Begeç, BM İnsan Hakları Konseyinin 54. Oturumu kapsamında düzenlenen "Ayrımcılık, düşmanlık veya şiddeti teşvik eden dini nefretin temel nedenleri ve insan hakları üzerindeki etkileri" başlıklı interaktif diyalog oturumunda konuşma yaptı.

BM İnsan Hakları Yüksek Komiseri Volker Türk'e yaptığı güncelleme konuşması nedeniyle teşekkürlerini ileten Begeç, bölünme politikaları, çifte standartlar ve kutuplaşma konusundaki kaygıları paylaştıklarını kaydetti.

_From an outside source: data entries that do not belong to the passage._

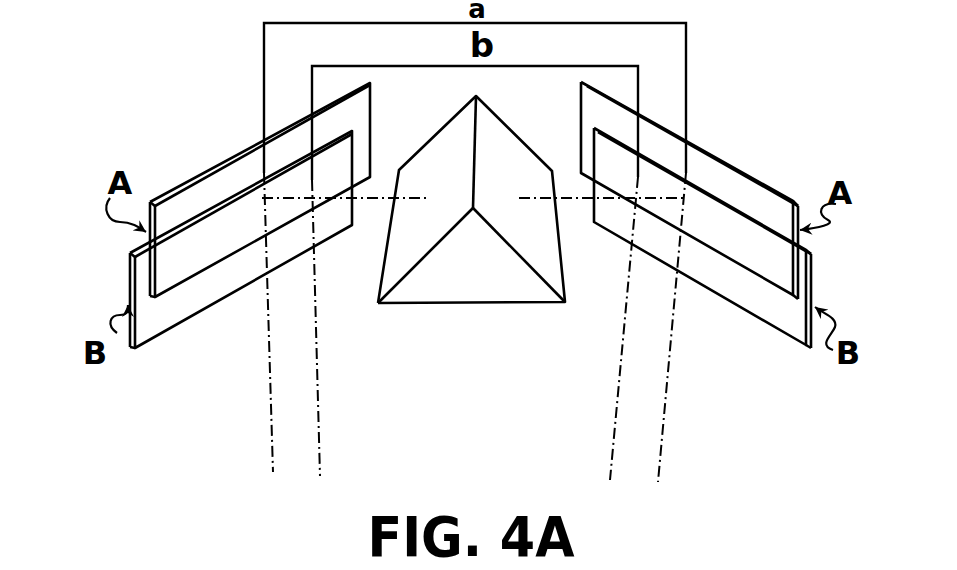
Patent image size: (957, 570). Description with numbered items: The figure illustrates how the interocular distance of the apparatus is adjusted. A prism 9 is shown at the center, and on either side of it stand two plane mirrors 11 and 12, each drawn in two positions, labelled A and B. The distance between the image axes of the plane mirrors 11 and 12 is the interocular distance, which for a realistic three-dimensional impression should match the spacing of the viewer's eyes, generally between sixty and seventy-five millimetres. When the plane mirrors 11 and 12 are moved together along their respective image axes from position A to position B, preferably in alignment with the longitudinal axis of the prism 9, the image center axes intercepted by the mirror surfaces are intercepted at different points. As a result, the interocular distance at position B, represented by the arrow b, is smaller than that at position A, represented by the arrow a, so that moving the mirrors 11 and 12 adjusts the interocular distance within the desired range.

The prism 9 is at (548, 242).
The plane mirror 11 is at (95, 218).
The plane mirror 12 is at (824, 232).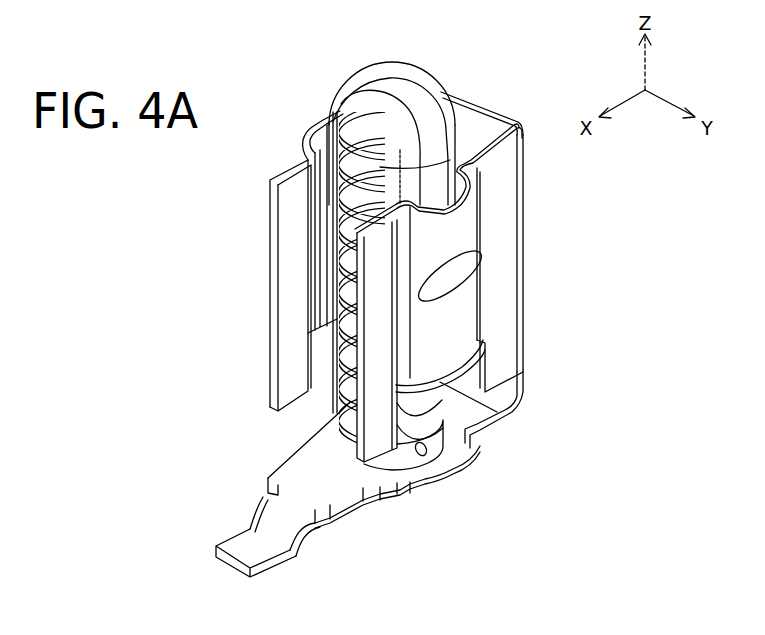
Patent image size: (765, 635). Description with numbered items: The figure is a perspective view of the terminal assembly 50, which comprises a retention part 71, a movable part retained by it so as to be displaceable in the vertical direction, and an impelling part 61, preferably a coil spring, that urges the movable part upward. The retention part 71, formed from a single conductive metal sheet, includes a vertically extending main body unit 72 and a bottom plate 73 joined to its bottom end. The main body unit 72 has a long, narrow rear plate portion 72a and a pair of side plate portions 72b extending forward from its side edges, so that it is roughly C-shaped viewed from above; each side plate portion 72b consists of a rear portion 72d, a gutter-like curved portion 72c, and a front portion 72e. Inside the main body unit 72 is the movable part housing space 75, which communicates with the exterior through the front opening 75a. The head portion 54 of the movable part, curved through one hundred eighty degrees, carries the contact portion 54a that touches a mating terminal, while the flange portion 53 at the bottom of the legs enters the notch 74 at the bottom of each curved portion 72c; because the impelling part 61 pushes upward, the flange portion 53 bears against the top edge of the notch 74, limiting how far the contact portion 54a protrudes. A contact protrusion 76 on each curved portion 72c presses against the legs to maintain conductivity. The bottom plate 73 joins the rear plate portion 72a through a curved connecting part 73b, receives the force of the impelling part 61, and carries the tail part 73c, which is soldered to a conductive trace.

The terminal assembly 50 is at (537, 226).
The flange portion 53 is at (490, 402).
The head portion 54 is at (350, 78).
The contact portion 54a is at (378, 63).
The impelling part 61 is at (432, 413).
The retention part 71 is at (525, 324).
The main body unit 72 is at (527, 161).
The rear plate portion 72a is at (480, 92).
The side plate portion 72b is at (505, 195).
The curved portion 72c is at (457, 317).
The rear portion 72d is at (502, 357).
The front portion 72e is at (290, 218).
The bottom plate 73 is at (380, 493).
The connecting part 73b is at (513, 404).
The tail part 73c is at (277, 567).
The notch 74 is at (322, 362).
The movable part housing space 75 is at (487, 130).
The front opening 75a is at (277, 288).
The contact protrusion 76 is at (463, 277).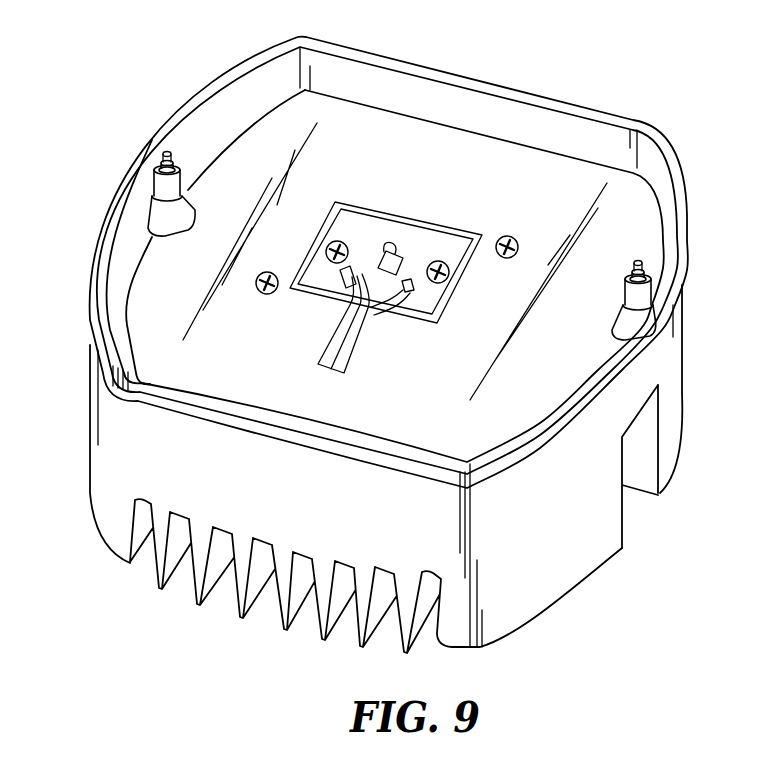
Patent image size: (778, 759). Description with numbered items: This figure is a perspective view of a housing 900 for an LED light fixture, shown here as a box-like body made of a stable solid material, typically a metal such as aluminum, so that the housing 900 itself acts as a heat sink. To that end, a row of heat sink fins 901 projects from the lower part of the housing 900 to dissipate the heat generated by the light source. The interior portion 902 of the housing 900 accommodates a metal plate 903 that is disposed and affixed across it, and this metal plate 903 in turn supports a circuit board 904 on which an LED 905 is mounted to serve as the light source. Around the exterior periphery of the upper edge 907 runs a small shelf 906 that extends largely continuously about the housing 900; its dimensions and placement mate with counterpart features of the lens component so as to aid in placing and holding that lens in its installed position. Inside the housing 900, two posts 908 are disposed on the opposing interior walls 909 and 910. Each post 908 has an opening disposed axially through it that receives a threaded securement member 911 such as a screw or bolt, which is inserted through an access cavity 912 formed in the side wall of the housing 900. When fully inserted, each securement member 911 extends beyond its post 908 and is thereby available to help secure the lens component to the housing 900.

The housing 900 is at (278, 678).
The heat sink fins 901 is at (162, 590).
The interior portion 902 is at (443, 100).
The metal plate 903 is at (162, 273).
The circuit board 904 is at (453, 247).
The LED 905 is at (388, 245).
The small shelf 906 is at (182, 413).
The upper edge 907 is at (358, 434).
The posts 908 is at (175, 187).
The interior wall 909 is at (668, 410).
The interior wall 910 is at (233, 98).
The threaded securement member 911 is at (163, 157).
The access cavity 912 is at (642, 455).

Begeç, "Kişisel ve Siyasal Haklar Uluslararası Sözleşmesi (ICCPR), BM İnsan Hakları Konseyinin 53/1 sayılı kararı ve Avrupa İnsan Hakları Mahkemesi içtihadına rağmen Kur'an-ı Kerim'e yönelik saygısızlığın devam etmesini şiddetle kınıyoruz. Aynı doğrultuda, ulusal ve dini sembollere yönelik alçak saldırıları da şiddetle kınıyoruz. İfade özgürlüğü, ırkçılıktan hüküm giymiş kişilere kutsal kitapları yakmasına, dini nefreti yaymasına, ayrımcılığı, düşmanlığı ve şiddeti teşvik etmesine izin vermemelidir." dedi.

"İslam düşmanlığının yükselişi, bağnazlığın yükselişiyle yakından bağlantılıdır"

Tüm uluslararası insan hakları sözleşmeleri uyarınca hakların kötüye kullanılmasının yasak olduğunu ve ifade özgürlüğünün mutlak olmadığını da hatırlatan Begeç, şöyle devam etti:

"Arka planda ırkçılığın, yabancı düşmanlığının ve İslam düşmanlığının yükselişi, siyasi yaşamın her kesiminde bağnazlığın yükselişiyle yakından bağlantılıdır. Her türlü nefreti ve ırkçılığı herhangi bir bahaneyle normalleştirmek hukuki, siyasi ve ahlaki açıdan kabul edilemez. İlgili tüm ülkeleri, uluslararası insan hakları hukuku kapsamındaki yükümlülüklerini yerine getirmeye, bu eylemlerin faillerine karşı gerekli önlemleri almaya ve bölücü, kutuplaştırıcı, toplumsal barışı hedef alan olayların tekrarını engellemeye çağırıyoruz."